Nato indirectly provoked crisis
For most Ukrainians, Crimea is part of Ukraine, but historically Russia has a substantial claim to it, and the Tatar people have always had ambitions for independence, but their population was decimated by Stalin’s deportation to central Asia. Russians now make up 58% of Crimea, with 24% Ukrainians and only 12% Tartars. Crimea only became part of Ukraine in 1954 when Ukrainian Nikita Khrushchev gave Crimea as a gift to Ukraine.
The Crimean peninsula is of vital strategic importance to Russia, due to its access to the Black Sea and the Mediterranean. It is likely that Russia could have lived with a pro-western government in Kiev developing closer economic ties with the West, but it was the spectre of Ukraine joining NATO, thereby sealing off Russian strategic access to the south that was always going to be unacceptable.
The party of Yulia Timoshenko have been pushing for NATO membership, and warnings recently issued by NATO Secretary General Rasmussen to Russia not to interfere in Ukraine, were at best counterproductive. Since the collapse of the Soviet Union, NATO, instead of being retired due to redundancy has been expanding eastwards. Twenty three EU member states are also full NATO members and the others are members of NATO’s so-called Partnership for Peace, so Russia views the European Union as being synonymous with NATO.
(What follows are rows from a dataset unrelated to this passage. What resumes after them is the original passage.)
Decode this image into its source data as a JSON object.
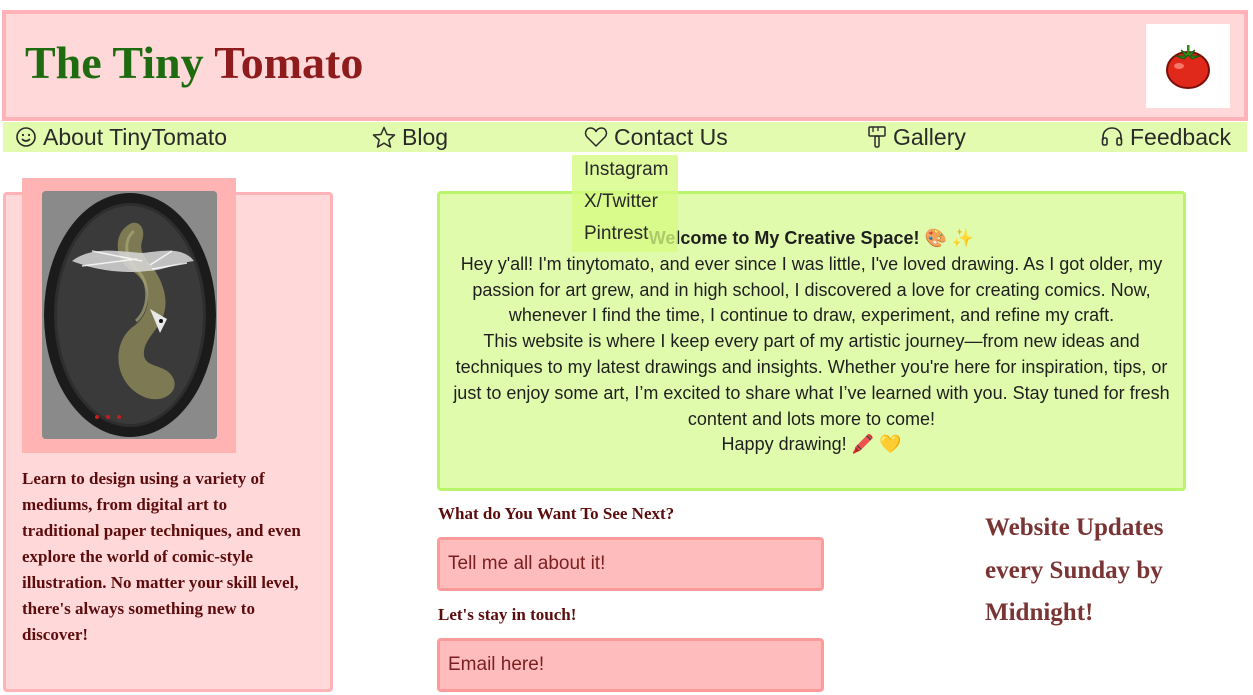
{
  "header": {
    "title_part1": "The Tiny",
    "title_part2": "Tomato",
    "logo_icon": "tomato-icon"
  },
  "nav": {
    "items": [
      {
        "label": "About TinyTomato",
        "icon": "smiley-icon"
      },
      {
        "label": "Blog",
        "icon": "star-icon"
      },
      {
        "label": "Contact Us",
        "icon": "heart-icon"
      },
      {
        "label": "Gallery",
        "icon": "paintbrush-icon"
      },
      {
        "label": "Feedback",
        "icon": "headphones-icon"
      }
    ]
  },
  "dropdown": {
    "items": [
      "Instagram",
      "X/Twitter",
      "Pintrest"
    ]
  },
  "sidebar": {
    "image_icon": "portrait-frame-image",
    "text": "Learn to design using a variety of mediums, from digital art to traditional paper techniques, and even explore the world of comic-style illustration. No matter your skill level, there's always something new to discover!"
  },
  "welcome": {
    "title": "Welcome to My Creative Space! 🎨 ✨",
    "paragraph1": "Hey y'all! I'm tinytomato, and ever since I was little, I've loved drawing. As I got older, my passion for art grew, and in high school, I discovered a love for creating comics. Now, whenever I find the time, I continue to draw, experiment, and refine my craft.",
    "paragraph2": "This website is where I keep every part of my artistic journey—from new ideas and techniques to my latest drawings and insights. Whether you're here for inspiration, tips, or just to enjoy some art, I’m excited to share what I’ve learned with you. Stay tuned for fresh content and lots more to come!",
    "signoff": "Happy drawing! 🖍️ 💛"
  },
  "form": {
    "question_label": "What do You Want To See Next?",
    "question_placeholder": "Tell me all about it!",
    "contact_label": "Let's stay in touch!",
    "email_placeholder": "Email here!"
  },
  "updates": {
    "text": "Website Updates every Sunday by Midnight!"
  },
  "colors": {
    "header_bg": "#ffd9d9",
    "nav_bg": "#e2fbae",
    "title_green": "#1f6b10",
    "title_red": "#8f1c1c",
    "field_bg": "#ffbcbc",
    "welcome_bg": "#e1fbad"
  }
}
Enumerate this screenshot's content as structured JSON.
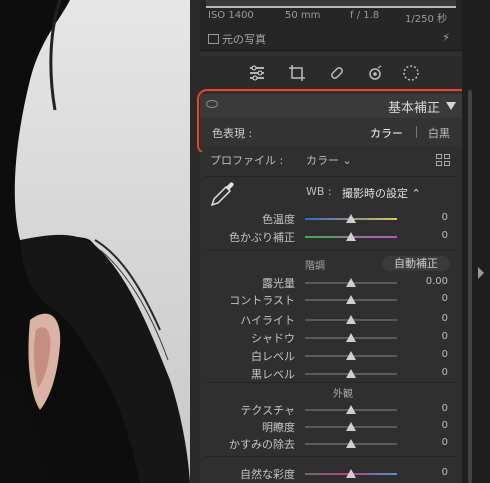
{
  "exif": {
    "iso": "ISO 1400",
    "focal": "50 mm",
    "aperture": "f / 1.8",
    "shutter": "1/250 秒"
  },
  "original": {
    "label": "元の写真"
  },
  "panel": {
    "title": "基本補正"
  },
  "treatment": {
    "label": "色表現 :",
    "color": "カラー",
    "bw": "白黒"
  },
  "profile": {
    "label": "プロファイル :",
    "value": "カラー ⌄"
  },
  "wb": {
    "label": "WB :",
    "value": "撮影時の設定 ⌃"
  },
  "color_sliders": [
    {
      "label": "色温度",
      "value": "0",
      "pos": 0.5
    },
    {
      "label": "色かぶり補正",
      "value": "0",
      "pos": 0.5
    }
  ],
  "tone": {
    "title": "階調",
    "auto": "自動補正",
    "sliders": [
      {
        "label": "露光量",
        "value": "0.00",
        "pos": 0.5
      },
      {
        "label": "コントラスト",
        "value": "0",
        "pos": 0.5
      },
      {
        "label": "ハイライト",
        "value": "0",
        "pos": 0.5
      },
      {
        "label": "シャドウ",
        "value": "0",
        "pos": 0.5
      },
      {
        "label": "白レベル",
        "value": "0",
        "pos": 0.5
      },
      {
        "label": "黒レベル",
        "value": "0",
        "pos": 0.5
      }
    ]
  },
  "presence": {
    "title": "外観",
    "sliders": [
      {
        "label": "テクスチャ",
        "value": "0",
        "pos": 0.5
      },
      {
        "label": "明瞭度",
        "value": "0",
        "pos": 0.5
      },
      {
        "label": "かすみの除去",
        "value": "0",
        "pos": 0.5
      },
      {
        "label": "自然な彩度",
        "value": "0",
        "pos": 0.5
      }
    ]
  },
  "colors": {
    "highlight": "#e8442c"
  }
}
A peaceful solution to the East/West divide in Ukraine should have been to declare Ukraine to be a constitutionally neutral state, as Austria and Finland are. This would have allowed for economic cooperation with both Russia and the European Union, without threatening Russian strategic interests. This opportunity has now been lost.
Nothing was learned from the Georgian/ Russian war in 2008. On 1st April 2008, US President Bush said in Kiev that both Ukraine and Georgia should be allowed to join NATO despite objections from Russia. In August 2008, Russia annexed Abkhazia and South Ossetia provinces of Georgia.
If the Russian de facto annexation of Crimea leads to violent conflict with Ukraine, Russia may also seek to annex a slice of eastern Ukraine from Kharkiv to the Crimea.
Eamon Gilmore described the situation as the most serious European crisis since the end of the Cold War. He is correct, but the European Union has gone sleep-walking into this crisis, and NATO indirectly provoked it.